Incorporation of sequence and annotation changes over the past decade has resulted in a significantly more accurate reference sequence for S. cerevisiae. However, although the recent large-scale comparative analyses (Blandin et al., 2000; Brachat et al., 2003; Cliften et al., 2003; Kellis et al., 2003) have provided a bonanza of sequence and annotation corrections, we expect that more errors will be discovered lurking within the reference sequence. The broad scope of these analyses revealed gross errors in genomic annotation, such as mistakes in intron/exon structure or ORF boundaries. A narrower focus will be required for the detection of more subtle errors that likely exist in both coding and intergenic regions, and we anticipate a continually refined reference sequence and its annotation.
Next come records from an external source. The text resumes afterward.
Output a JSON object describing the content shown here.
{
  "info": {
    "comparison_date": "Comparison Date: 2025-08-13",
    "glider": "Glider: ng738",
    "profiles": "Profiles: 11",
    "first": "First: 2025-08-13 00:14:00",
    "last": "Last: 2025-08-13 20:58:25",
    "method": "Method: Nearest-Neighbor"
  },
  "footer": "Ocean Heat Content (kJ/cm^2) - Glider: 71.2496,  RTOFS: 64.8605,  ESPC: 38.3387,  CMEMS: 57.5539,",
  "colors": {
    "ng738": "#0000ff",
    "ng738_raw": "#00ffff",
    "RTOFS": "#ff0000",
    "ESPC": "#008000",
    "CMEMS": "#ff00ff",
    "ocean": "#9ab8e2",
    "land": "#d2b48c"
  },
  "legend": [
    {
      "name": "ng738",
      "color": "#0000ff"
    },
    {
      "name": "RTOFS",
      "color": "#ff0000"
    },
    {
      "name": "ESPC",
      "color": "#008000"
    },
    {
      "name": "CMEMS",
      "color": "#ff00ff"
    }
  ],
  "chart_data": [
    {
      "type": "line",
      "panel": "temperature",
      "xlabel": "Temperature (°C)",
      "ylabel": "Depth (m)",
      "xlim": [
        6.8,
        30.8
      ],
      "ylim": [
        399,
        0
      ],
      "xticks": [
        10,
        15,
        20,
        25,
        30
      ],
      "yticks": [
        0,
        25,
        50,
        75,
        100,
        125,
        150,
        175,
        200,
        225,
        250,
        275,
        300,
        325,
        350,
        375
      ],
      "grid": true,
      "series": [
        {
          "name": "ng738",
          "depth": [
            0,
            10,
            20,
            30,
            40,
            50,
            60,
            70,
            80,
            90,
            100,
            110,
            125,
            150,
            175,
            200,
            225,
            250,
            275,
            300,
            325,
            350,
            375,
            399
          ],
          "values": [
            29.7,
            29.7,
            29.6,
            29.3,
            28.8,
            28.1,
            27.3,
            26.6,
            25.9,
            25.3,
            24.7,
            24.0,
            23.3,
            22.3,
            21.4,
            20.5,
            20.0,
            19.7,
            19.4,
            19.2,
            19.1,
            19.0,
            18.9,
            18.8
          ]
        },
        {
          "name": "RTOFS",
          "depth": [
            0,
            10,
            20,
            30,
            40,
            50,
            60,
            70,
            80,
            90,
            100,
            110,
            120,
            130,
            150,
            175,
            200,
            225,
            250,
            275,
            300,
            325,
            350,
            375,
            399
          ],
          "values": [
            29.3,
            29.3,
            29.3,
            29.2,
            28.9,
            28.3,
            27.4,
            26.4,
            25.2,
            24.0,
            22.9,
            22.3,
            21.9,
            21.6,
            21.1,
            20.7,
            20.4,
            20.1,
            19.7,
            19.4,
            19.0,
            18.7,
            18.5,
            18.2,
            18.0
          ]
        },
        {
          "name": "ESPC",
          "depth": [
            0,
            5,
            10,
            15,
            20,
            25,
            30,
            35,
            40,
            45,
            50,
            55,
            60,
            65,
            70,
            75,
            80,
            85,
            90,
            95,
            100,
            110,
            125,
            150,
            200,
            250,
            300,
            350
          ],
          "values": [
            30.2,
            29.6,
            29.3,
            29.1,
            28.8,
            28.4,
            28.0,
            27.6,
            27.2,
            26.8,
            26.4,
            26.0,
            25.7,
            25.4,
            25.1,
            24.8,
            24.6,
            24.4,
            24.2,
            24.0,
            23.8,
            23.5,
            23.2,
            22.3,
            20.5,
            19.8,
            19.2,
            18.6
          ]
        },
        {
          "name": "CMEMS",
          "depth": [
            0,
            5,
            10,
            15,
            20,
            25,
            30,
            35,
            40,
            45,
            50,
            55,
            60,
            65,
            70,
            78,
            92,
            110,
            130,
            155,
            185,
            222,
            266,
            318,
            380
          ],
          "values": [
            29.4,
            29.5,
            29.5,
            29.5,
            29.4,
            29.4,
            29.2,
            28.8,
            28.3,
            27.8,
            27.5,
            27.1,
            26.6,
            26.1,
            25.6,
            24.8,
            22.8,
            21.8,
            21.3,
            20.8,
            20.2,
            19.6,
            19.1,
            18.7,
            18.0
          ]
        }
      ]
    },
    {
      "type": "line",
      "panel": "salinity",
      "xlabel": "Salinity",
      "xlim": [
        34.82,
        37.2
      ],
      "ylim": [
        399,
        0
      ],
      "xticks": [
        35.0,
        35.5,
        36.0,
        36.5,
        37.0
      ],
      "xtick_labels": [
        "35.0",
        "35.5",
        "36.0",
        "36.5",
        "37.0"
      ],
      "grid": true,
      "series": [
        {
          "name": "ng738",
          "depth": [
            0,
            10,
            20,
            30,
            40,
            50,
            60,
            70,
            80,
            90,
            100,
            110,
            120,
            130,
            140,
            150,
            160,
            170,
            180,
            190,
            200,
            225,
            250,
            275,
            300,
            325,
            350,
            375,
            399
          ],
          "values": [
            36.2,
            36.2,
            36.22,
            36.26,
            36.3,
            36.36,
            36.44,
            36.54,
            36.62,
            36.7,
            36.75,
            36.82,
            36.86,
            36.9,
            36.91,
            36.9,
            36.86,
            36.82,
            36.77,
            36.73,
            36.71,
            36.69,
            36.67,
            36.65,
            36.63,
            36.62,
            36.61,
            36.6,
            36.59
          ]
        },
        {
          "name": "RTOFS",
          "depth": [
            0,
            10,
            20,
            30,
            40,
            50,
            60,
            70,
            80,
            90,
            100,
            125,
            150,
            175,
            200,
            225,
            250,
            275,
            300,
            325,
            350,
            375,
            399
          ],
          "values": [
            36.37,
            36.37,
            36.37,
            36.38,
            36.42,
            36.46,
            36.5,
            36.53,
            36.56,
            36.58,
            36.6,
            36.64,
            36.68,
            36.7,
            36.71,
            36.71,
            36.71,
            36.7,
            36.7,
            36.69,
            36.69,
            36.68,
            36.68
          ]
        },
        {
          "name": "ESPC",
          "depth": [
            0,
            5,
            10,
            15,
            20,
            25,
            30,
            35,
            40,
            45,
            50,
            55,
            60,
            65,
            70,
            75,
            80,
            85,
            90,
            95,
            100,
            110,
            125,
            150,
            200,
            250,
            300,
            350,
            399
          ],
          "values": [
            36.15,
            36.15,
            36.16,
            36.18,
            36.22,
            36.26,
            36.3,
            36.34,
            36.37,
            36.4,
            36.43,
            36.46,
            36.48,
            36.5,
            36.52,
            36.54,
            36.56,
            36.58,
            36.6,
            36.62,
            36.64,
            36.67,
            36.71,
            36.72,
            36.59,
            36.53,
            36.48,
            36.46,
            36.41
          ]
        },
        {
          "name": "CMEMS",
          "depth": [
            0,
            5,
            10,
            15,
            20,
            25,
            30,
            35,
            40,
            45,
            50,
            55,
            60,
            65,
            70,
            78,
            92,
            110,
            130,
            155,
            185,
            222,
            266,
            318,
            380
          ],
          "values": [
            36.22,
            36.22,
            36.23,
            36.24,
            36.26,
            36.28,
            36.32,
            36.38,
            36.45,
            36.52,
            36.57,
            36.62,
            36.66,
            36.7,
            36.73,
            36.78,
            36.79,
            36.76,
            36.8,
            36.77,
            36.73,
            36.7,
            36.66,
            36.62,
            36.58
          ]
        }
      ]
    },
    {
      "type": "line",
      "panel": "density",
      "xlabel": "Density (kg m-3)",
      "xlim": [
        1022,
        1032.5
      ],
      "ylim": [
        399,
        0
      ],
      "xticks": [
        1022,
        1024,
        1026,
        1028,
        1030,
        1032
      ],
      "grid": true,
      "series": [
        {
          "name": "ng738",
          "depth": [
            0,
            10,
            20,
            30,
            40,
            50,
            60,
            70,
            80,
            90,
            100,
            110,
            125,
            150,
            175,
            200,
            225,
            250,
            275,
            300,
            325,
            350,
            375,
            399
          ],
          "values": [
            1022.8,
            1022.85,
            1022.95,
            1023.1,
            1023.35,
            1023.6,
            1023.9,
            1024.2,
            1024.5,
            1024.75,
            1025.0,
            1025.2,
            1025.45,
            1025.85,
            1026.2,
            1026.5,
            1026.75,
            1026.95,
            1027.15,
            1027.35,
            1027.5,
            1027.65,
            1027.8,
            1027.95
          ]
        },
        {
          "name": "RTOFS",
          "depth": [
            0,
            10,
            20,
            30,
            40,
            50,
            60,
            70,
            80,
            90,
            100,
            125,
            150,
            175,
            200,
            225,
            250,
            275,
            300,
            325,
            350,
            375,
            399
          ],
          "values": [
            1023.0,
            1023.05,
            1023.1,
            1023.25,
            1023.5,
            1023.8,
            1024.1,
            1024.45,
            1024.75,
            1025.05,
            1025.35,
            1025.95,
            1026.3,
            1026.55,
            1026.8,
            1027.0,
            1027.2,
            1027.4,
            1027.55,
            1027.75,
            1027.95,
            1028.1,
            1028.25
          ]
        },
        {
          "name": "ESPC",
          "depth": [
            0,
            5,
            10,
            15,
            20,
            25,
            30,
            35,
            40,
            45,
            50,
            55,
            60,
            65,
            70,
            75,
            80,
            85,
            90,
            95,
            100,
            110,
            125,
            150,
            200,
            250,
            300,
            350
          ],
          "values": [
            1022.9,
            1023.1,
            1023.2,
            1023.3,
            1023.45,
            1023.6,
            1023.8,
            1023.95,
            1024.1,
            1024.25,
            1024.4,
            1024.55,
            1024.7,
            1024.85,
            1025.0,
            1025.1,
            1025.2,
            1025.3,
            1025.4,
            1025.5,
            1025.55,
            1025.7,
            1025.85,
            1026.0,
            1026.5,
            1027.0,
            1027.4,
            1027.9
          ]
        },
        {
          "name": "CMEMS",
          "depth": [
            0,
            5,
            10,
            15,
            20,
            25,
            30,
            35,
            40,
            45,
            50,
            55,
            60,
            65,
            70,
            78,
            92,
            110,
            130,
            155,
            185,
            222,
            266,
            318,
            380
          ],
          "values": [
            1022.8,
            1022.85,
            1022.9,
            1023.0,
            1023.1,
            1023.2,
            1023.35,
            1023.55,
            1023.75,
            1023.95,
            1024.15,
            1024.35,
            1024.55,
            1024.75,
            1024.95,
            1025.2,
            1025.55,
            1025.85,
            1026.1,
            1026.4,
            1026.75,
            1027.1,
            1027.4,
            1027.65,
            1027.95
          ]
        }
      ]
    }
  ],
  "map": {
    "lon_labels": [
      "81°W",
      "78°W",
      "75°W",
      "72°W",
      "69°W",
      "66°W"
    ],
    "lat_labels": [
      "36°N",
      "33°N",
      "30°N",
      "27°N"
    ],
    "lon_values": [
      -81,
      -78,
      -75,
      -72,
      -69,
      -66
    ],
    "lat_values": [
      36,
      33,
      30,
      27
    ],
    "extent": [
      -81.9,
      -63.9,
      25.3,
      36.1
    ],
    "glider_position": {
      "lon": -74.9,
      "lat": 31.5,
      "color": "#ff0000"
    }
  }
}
This work was made possible by the support of Gavin Sherlock in performing nucleotide sequencing within his laboratory. We appreciate the efforts of the many scientists who have corresponded with SGD about errors in the genome sequence and who have, in many cases, re-sequenced genomic regions in order to ensure the quality of the reference sequence. We thank Maria C. Costanzo and all the members of the SGD group for helpful discussions and critical reading of the manuscript. SGD is supported by a P41 grant, Genome Research Resource (No. HG001315), from the National Human Genome Research Institute at the US National Institutes of Health.
DNA accession numbers
The S. cerevisiae S288C genome sequence and annotations are maintained by SGD and archived at NCBI within the Reference Sequence (RefSeq) collection. The Accession Nos for the 16 nuclear chromosomes and the mitochondrial genome are: NC_001133, NC_001134, NC_001135, NC_001136, NC_001137, NC_001138, NC_001139, NC_001140, NC_001141, NC_001142, NC_001143, NC_001144, NC_001145, NC_001146, NC_001147, NC_001148, and NC_001224.